CDC captures these changes as a stream of events that can be processed exactly like any other event stream. A new row in the orders table becomes an event. An update to payment_status becomes an event. You can feed these events into Flink, compute windowed aggregations, and produce features just as you would with native Kafka events.
Streamkap streams CDC events from databases like PostgreSQL, MySQL, and MongoDB into Kafka with sub-second latency. From there, the events flow into Flink for feature computation. This means your feature pipeline can react to database changes as fast as they happen, without polling queries or scheduled extracts.
This pattern is especially useful for features that combine operational and behavioral data. For example, a recommendation model might need “number of items added to cart in the last 5 minutes” (from clickstream events) combined with “current inventory level” (from a CDC stream on the inventory table). Both can be processed in the same Flink topology.
Writing Features to Serving Stores
The last mile of the pipeline is writing computed features to a store where your model can read them at serving time. The requirements are straightforward: low read latency (under 10 milliseconds), high availability, and the ability to handle the write throughput of your feature pipeline.
Redis is the most common choice for online feature serving. It offers sub-millisecond reads, supports TTLs for automatic expiration of stale features, and handles high write throughput well. The downside is cost at scale - keeping large feature sets in memory gets expensive.
DynamoDB or Cassandra work when you need durability and can tolerate slightly higher read latency (single-digit milliseconds). They’re also more cost-effective for large feature sets.

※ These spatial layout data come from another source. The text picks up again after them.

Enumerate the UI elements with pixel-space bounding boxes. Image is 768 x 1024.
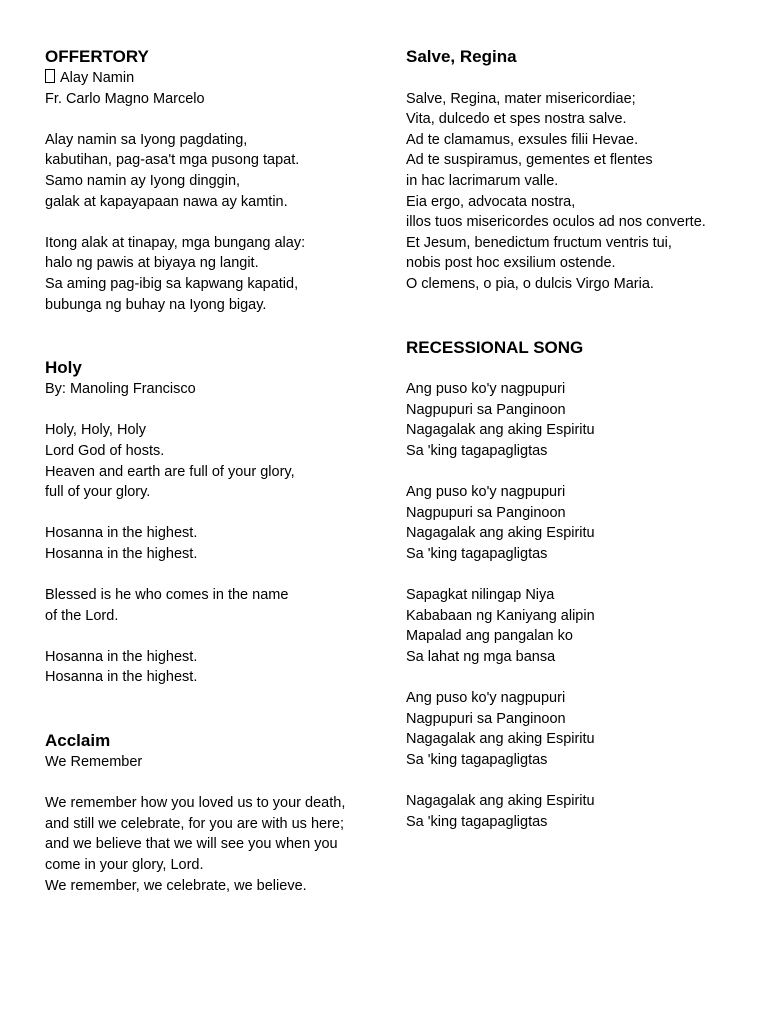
lyric-line: Alay namin sa Iyong pagdating,	[45, 131, 248, 148]
lyric-line: Sa 'king tagapagligtas	[406, 442, 548, 459]
left-column	[45, 46, 385, 896]
lyric-line: Ang puso ko'y nagpupuri	[406, 484, 566, 501]
lyric-line: Hosanna in the highest.	[45, 545, 198, 562]
lyric-line: Et Jesum, benedictum fructum ventris tui,	[406, 234, 672, 251]
lyric-line: Nagagalak ang aking Espiritu	[406, 731, 595, 748]
lyric-line: bubunga ng buhay na Iyong bigay.	[45, 296, 267, 313]
lyric-line: Ang puso ko'y nagpupuri	[406, 381, 566, 398]
lyric-line: Heaven and earth are full of your glory,	[45, 463, 295, 480]
section-heading: Acclaim	[45, 731, 111, 751]
lyrics-stanza	[45, 523, 385, 564]
lyric-line: in hac lacrimarum valle.	[406, 172, 559, 189]
lyric-line: Eia ergo, advocata nostra,	[406, 193, 576, 210]
lyric-line: Itong alak at tinapay, mga bungang alay:	[45, 234, 306, 251]
lyric-line: Hosanna in the highest.	[45, 669, 198, 686]
section-heading: Holy	[45, 358, 82, 378]
lyrics-stanza	[406, 791, 756, 832]
lyric-line: Ang puso ko'y nagpupuri	[406, 690, 566, 707]
lyrics-stanza	[406, 482, 756, 564]
holy-section	[45, 357, 385, 688]
lyrics-stanza	[45, 233, 385, 315]
lyric-line: Nagagalak ang aking Espiritu	[406, 525, 595, 542]
lyric-line: kabutihan, pag-asa't mga pusong tapat.	[45, 152, 300, 169]
lyrics-stanza	[406, 688, 756, 770]
lyric-line: full of your glory.	[45, 484, 151, 501]
lyric-line: Sa 'king tagapagligtas	[406, 545, 548, 562]
song-title: We Remember	[45, 754, 143, 771]
lyric-line: Sa aming pag-ibig sa kapwang kapatid,	[45, 275, 299, 292]
right-column	[406, 46, 756, 832]
lyrics-stanza	[406, 379, 756, 461]
lyric-line: Vita, dulcedo et spes nostra salve.	[406, 111, 627, 128]
lyrics-stanza	[45, 647, 385, 688]
lyric-line: Samo namin ay Iyong dinggin,	[45, 172, 241, 189]
section-heading: OFFERTORY	[45, 47, 149, 66]
lyric-line: come in your glory, Lord.	[45, 857, 204, 873]
lyric-line: nobis post hoc exsilium ostende.	[406, 255, 616, 272]
lyrics-stanza	[45, 793, 385, 896]
lyric-line: Blessed is he who comes in the name	[45, 587, 289, 604]
lyric-line: Ad te clamamus, exsules filii Hevae.	[406, 131, 639, 148]
lyric-line: Hosanna in the highest.	[45, 525, 198, 542]
lyric-line: Salve, Regina, mater misericordiae;	[406, 90, 636, 107]
lyric-line: Mapalad ang pangalan ko	[406, 628, 573, 645]
lyric-line: halo ng pawis at biyaya ng langit.	[45, 255, 259, 272]
lyrics-stanza	[45, 130, 385, 212]
lyric-line: We remember, we celebrate, we believe.	[45, 877, 307, 894]
lyrics-stanza	[406, 585, 756, 667]
lyric-line: Sa 'king tagapagligtas	[406, 813, 548, 830]
acclaim-section	[45, 730, 385, 896]
lyric-line: Lord God of hosts.	[45, 442, 165, 459]
song-author: By: Manoling Francisco	[45, 381, 196, 398]
lyrics-stanza	[45, 420, 385, 502]
lyric-line: and still we celebrate, for you are with us here;	[45, 815, 345, 832]
lyric-line: Nagpupuri sa Panginoon	[406, 710, 566, 727]
lyric-line: of the Lord.	[45, 607, 119, 624]
lyric-line: We remember how you loved us to your death,	[45, 795, 346, 812]
lyric-line: galak at kapayapaan nawa ay kamtin.	[45, 193, 288, 210]
lyric-line: Kababaan ng Kaniyang alipin	[406, 607, 595, 624]
lyrics-stanza	[406, 89, 756, 295]
missing-glyph-icon	[45, 69, 55, 83]
lyric-line: illos tuos misericordes oculos ad nos converte.	[406, 214, 706, 231]
lyric-line: Holy, Holy, Holy	[45, 422, 146, 439]
song-title: Alay Namin	[45, 68, 385, 89]
lyric-line: and we believe that we will see you when you	[45, 836, 338, 853]
lyric-line: O clemens, o pia, o dulcis Virgo Maria.	[406, 275, 654, 292]
lyric-line: Ad te suspiramus, gementes et flentes	[406, 152, 653, 169]
salve-regina-section	[406, 46, 756, 295]
lyric-line: Hosanna in the highest.	[45, 648, 198, 665]
lyrics-stanza	[45, 585, 385, 626]
lyric-line: Sa 'king tagapagligtas	[406, 751, 548, 768]
song-author: Fr. Carlo Magno Marcelo	[45, 90, 205, 107]
lyric-line: Sa lahat ng mga bansa	[406, 648, 556, 665]
lyric-line: Sapagkat nilingap Niya	[406, 587, 555, 604]
lyric-line: Nagpupuri sa Panginoon	[406, 401, 566, 418]
section-heading: RECESSIONAL SONG	[406, 337, 584, 357]
lyric-line: Nagagalak ang aking Espiritu	[406, 793, 595, 809]
offertory-section	[45, 46, 385, 315]
section-heading: Salve, Regina	[406, 47, 517, 66]
lyric-line: Nagpupuri sa Panginoon	[406, 504, 566, 521]
recessional-section	[406, 337, 756, 833]
lyric-line: Nagagalak ang aking Espiritu	[406, 422, 595, 439]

Hybrid approaches use Redis for the hottest features (those read on every request) and a cheaper store for less frequently accessed features. Many feature stores implement this pattern internally.
Your Flink job writes to the serving store using a sink connector. For Redis, this means issuing SET commands (or HSET for structured features) keyed by the entity ID (user ID, card ID, session ID). TTLs should match your feature’s window size - there’s no point keeping a “last 10 minutes” feature in the store for an hour.
Putting It All Together
The full pipeline looks like this: events flow from source systems - through CDC for database changes, through Kafka for native event streams - into Flink, where windowed aggregations and stateful computations produce feature values. Those values are written to a serving store (Redis, DynamoDB, or a feature store’s online layer). At prediction time, the model serving layer reads the latest features, combines them with static and batch features, and runs inference.
The hard part isn’t any single component. It’s making sure the feature computation is consistent between training and serving, that late-arriving events are handled correctly, and that feature freshness meets your model’s latency requirements. Get those right, and you have a feature pipeline that keeps your models accurate on data that’s seconds old rather than hours or days old.